Stay away from triggering content. Whether it’s an image in a magazine, someone you know who isn’t supporting your recovery, or a website that encourages unhealthy behavior, make sure you understand that the beauty industry is trying to sell you products and will encourage you to see yourself as flawed. This is not true. The beauty standard is unrealistic, and often the images used in magazines have been drastically digitally altered. Always remember that you are beautiful the way you are.
Engage in affirmation exercises. Remember that focusing on your body can be another way to distract yourself from feelings or the past. Some good exercises to try around body image include repeating positive affirmations and art therapy. Affirmations include repeating positive statements such as "My body deserves love and respect" or "My body is perfect the way it is, and I honor it in this state."

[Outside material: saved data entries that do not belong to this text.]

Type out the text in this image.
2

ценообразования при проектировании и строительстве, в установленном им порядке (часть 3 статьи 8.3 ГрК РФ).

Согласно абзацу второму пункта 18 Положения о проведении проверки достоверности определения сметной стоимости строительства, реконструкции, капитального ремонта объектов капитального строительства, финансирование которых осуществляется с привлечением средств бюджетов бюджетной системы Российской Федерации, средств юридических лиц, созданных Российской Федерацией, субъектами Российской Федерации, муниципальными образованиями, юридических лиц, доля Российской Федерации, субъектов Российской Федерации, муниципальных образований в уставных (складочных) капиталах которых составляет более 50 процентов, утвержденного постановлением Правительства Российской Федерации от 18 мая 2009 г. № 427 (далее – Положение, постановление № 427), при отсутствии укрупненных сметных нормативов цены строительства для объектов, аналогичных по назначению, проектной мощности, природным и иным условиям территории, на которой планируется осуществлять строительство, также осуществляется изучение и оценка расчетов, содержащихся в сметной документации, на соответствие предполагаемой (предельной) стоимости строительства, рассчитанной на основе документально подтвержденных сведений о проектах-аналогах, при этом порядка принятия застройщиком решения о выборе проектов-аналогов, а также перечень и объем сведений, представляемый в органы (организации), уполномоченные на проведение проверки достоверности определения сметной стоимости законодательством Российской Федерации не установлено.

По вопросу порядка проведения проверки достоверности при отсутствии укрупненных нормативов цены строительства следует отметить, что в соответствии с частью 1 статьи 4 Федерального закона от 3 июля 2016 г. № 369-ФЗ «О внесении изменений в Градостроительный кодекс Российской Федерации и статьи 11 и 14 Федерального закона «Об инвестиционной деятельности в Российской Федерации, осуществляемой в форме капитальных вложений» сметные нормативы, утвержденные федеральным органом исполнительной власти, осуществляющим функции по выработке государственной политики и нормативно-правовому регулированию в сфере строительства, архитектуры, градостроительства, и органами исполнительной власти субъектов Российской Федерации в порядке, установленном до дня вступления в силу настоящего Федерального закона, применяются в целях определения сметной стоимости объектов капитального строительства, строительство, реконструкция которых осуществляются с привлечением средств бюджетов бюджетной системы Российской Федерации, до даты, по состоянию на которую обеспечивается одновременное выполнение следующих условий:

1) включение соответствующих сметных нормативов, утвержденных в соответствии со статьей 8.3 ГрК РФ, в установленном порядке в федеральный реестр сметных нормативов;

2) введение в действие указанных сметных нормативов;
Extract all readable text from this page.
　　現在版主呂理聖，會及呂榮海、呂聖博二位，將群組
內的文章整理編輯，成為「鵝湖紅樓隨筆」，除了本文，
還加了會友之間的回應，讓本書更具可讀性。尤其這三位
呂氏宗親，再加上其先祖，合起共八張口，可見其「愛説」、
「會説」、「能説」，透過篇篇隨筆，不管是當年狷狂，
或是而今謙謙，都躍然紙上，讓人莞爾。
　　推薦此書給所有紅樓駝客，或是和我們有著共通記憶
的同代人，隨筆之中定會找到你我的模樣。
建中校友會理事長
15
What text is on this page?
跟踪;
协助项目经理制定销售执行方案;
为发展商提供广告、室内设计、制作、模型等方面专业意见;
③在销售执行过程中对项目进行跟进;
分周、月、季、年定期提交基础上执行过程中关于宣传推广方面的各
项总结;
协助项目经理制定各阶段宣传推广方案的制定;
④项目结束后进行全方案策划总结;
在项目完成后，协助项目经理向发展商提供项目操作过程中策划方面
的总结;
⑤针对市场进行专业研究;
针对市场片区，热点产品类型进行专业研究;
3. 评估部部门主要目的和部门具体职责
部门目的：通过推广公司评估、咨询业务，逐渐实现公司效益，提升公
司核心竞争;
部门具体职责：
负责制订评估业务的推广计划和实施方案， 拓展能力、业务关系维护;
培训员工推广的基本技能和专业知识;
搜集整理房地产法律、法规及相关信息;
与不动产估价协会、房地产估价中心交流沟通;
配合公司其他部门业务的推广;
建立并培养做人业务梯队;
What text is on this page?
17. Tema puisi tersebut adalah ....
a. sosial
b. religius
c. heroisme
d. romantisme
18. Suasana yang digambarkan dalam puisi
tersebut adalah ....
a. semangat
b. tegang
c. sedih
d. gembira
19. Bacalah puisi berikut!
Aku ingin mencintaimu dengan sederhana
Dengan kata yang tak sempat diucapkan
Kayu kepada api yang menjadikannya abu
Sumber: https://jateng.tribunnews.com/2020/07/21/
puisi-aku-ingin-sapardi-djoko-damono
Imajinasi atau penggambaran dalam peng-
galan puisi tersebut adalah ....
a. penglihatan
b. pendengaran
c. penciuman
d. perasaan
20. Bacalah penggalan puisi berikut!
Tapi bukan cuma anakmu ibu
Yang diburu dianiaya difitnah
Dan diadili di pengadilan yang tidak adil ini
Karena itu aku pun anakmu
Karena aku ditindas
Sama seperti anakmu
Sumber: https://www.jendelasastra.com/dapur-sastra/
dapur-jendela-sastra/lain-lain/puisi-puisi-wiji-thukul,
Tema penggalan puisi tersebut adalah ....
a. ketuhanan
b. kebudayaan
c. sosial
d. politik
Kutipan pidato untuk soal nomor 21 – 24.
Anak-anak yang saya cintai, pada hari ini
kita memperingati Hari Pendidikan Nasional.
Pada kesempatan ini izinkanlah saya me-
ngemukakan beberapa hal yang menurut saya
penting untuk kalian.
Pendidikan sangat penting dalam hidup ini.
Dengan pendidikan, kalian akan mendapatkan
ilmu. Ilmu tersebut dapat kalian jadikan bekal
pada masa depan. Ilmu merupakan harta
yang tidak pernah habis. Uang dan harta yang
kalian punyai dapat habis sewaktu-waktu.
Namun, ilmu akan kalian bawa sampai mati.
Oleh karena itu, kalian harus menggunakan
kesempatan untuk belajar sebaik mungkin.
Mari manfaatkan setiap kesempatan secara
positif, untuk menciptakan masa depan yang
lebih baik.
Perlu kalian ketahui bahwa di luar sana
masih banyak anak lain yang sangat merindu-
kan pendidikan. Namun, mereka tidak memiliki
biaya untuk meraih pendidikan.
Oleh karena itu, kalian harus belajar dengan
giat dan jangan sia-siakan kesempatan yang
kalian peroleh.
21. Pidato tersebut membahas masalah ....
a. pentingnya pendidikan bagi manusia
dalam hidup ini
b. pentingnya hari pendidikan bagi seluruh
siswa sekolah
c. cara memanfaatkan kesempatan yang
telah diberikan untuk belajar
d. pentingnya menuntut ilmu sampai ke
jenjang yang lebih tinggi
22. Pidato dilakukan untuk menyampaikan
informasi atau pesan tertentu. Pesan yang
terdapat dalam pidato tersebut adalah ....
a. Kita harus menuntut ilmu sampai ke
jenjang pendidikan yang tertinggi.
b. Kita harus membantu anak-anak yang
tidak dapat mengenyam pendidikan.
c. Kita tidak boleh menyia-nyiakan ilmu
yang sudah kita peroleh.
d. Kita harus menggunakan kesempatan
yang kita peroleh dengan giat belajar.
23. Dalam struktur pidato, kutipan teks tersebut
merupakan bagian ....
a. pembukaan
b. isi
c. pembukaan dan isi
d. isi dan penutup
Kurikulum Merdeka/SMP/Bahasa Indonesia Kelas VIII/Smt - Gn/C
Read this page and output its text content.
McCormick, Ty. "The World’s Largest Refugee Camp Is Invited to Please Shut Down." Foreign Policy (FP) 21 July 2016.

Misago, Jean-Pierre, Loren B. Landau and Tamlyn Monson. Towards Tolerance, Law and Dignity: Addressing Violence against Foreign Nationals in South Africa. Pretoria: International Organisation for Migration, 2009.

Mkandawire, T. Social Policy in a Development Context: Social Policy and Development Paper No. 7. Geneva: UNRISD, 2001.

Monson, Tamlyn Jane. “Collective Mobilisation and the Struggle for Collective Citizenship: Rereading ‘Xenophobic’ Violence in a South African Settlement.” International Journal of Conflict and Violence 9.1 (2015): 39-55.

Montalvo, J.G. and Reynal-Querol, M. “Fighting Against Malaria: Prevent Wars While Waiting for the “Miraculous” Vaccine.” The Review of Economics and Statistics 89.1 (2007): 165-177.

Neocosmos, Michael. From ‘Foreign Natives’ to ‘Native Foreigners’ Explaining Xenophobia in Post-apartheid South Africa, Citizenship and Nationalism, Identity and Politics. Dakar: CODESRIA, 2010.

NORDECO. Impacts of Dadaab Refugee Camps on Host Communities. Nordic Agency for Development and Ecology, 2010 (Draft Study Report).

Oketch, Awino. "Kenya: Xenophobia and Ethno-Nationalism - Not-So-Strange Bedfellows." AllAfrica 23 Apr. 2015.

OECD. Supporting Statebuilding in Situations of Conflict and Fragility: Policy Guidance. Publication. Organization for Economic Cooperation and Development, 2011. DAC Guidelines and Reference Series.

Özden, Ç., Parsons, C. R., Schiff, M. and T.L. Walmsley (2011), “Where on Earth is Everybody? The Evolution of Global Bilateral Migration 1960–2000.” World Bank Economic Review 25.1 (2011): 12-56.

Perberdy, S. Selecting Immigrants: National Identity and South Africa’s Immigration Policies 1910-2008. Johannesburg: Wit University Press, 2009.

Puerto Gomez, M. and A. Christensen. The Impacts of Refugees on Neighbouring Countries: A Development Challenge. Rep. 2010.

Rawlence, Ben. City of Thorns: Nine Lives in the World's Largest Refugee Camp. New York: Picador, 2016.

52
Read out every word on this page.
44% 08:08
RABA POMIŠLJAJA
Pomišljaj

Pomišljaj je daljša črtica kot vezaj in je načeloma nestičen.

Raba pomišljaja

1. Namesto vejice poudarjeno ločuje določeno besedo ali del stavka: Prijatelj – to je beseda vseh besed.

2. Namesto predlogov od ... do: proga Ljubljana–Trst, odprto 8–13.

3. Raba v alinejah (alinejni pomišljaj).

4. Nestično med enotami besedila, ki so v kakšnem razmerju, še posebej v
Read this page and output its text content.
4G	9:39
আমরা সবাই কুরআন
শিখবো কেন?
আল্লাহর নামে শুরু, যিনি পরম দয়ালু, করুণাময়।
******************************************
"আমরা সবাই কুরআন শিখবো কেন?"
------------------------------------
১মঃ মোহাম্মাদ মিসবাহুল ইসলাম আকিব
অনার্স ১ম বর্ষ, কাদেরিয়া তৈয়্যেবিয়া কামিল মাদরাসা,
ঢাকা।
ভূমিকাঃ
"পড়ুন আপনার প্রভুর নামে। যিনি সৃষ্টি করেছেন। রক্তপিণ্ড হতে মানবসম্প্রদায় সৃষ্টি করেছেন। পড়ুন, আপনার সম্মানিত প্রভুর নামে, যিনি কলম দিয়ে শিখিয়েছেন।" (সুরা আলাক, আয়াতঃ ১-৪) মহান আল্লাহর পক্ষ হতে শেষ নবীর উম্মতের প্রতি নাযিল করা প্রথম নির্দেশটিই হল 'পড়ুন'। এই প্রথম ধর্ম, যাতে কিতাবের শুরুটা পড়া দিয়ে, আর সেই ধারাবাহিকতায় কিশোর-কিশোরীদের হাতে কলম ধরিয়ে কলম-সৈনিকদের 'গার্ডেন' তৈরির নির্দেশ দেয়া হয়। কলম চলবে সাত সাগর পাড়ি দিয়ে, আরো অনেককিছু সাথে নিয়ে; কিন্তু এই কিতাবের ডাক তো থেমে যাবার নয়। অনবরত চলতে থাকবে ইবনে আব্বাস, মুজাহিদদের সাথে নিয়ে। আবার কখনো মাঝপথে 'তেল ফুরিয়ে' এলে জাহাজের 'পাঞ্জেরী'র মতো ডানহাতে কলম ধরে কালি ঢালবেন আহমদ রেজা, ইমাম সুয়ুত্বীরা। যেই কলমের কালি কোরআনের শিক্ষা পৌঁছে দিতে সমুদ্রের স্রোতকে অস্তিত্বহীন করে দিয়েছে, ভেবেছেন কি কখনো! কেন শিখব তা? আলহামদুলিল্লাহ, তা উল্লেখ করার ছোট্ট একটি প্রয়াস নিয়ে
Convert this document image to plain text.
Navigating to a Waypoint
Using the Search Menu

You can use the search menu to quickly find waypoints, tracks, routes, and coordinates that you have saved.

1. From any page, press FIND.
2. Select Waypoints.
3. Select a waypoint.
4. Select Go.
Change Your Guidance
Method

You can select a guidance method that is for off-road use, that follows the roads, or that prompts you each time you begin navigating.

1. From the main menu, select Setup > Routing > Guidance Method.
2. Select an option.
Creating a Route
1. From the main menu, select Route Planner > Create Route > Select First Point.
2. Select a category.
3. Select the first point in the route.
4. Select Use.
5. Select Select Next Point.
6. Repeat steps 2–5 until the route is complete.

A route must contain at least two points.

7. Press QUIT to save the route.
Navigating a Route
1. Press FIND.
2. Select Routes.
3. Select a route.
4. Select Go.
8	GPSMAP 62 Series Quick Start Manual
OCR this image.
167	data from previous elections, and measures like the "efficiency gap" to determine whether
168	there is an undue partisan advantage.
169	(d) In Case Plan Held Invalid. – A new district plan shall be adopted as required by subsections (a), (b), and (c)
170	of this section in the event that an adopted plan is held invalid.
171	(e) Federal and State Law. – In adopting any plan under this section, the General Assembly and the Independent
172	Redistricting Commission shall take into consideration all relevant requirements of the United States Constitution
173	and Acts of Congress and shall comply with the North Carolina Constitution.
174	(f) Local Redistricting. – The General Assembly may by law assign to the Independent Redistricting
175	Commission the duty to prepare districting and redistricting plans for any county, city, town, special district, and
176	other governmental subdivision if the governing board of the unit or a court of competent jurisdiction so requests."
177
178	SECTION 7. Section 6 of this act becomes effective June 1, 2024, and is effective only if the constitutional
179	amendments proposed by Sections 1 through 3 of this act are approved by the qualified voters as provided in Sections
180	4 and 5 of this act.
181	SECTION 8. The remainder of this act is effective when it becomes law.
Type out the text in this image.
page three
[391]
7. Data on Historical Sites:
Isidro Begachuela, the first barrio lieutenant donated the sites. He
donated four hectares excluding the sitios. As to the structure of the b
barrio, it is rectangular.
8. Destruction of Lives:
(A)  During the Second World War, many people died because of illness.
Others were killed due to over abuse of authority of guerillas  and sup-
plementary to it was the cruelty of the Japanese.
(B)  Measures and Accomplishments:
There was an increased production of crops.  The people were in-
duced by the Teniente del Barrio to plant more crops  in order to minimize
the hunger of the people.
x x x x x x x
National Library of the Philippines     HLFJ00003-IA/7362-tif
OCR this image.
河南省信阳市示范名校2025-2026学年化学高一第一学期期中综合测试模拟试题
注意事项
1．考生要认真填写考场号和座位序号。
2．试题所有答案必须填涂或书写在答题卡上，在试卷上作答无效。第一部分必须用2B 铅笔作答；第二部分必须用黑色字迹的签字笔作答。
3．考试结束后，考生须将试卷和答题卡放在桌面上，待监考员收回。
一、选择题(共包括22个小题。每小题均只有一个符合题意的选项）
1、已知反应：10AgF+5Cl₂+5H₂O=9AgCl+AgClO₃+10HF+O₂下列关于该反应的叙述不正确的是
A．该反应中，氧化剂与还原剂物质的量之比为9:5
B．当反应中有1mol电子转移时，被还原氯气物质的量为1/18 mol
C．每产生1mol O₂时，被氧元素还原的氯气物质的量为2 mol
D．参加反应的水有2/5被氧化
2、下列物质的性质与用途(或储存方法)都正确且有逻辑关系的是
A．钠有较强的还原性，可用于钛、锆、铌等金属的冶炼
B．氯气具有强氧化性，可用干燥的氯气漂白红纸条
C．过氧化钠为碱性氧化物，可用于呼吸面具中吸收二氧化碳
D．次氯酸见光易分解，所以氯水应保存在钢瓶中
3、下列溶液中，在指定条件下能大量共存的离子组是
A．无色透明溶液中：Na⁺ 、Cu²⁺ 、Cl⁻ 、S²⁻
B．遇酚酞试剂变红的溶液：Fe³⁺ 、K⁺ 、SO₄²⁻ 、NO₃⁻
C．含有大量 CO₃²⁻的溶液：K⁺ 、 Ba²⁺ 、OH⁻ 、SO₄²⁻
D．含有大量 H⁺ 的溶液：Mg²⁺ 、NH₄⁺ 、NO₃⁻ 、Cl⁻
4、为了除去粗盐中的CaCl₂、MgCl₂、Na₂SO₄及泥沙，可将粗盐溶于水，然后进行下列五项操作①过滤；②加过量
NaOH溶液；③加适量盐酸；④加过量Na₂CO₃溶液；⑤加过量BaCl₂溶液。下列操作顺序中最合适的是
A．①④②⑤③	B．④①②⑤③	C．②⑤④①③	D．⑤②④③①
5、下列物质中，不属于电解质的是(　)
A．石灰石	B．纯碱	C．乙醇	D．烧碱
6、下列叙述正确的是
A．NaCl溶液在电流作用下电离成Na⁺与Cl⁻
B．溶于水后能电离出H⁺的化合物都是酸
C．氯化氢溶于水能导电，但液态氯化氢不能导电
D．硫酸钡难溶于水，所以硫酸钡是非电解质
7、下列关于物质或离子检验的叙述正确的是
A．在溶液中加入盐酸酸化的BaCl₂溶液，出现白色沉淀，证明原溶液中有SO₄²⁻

Create artwork. Art, including drawing, coloring, making collages, sculpting, and painting, engages a different part of your brain than talking or writing does. Sometimes it can be helpful to process what you are feeling through art. It can also help situate you more in the moment, so you are focused on the act of creating rather than getting lost in thoughts around your disorder. Art therapy is designed to reduce stress and can give you a sense of accomplishment. It has actually been shown that creating art changes the brain. It improves brain connectivity and plasticity.
Avoid competition and comparisons. Every single body on this planet is different. Mark Twain once said, “Comparison is the death of joy,” and he was right. When we compare, we do so with inaccurate information. We never know the whole story when it comes to someone else. Comparing yourself to others can spiral downward into insecurity. Do your best to keep your focus on yourself and your own goals.
Keep ongoing lists. List the things you appreciate about your body. Write another list of what your body can do and how it serves you. Add to these lists as often as you like.
Forget notions of perfection. As much as possible, move away from the idea that you have to be perfect. The body positive movement has some wonderful ideas around avoiding shaming the body, and this includes your own. As Diane Israel, MA, observes,“Perfection is the core wound of anorexia.” She adds, “There is an underlying fear of failure that leads most addicts to seek control through other means."
Don’t indulge negativity. Other people’s comments can throw you for a loop. If someone makes a negative comment, don’t harm yourself because you feel hurt. Never use food or restricting as a punishment. Instead, reach out to friends, write about your feelings or tell the person how his or her comments made you feel. Treat yourself with extra kindness if anything like this occurs and upsets you.
Move away from numbers and the scale. Have a ceremony and toss out your scale or do what members of the Boulder Youth Body Alliance formerly run by Carmen Cool suggest and make a “Yay scale” -- one that’s artistically painted or decorated and covers up any numbers with positive affirmations.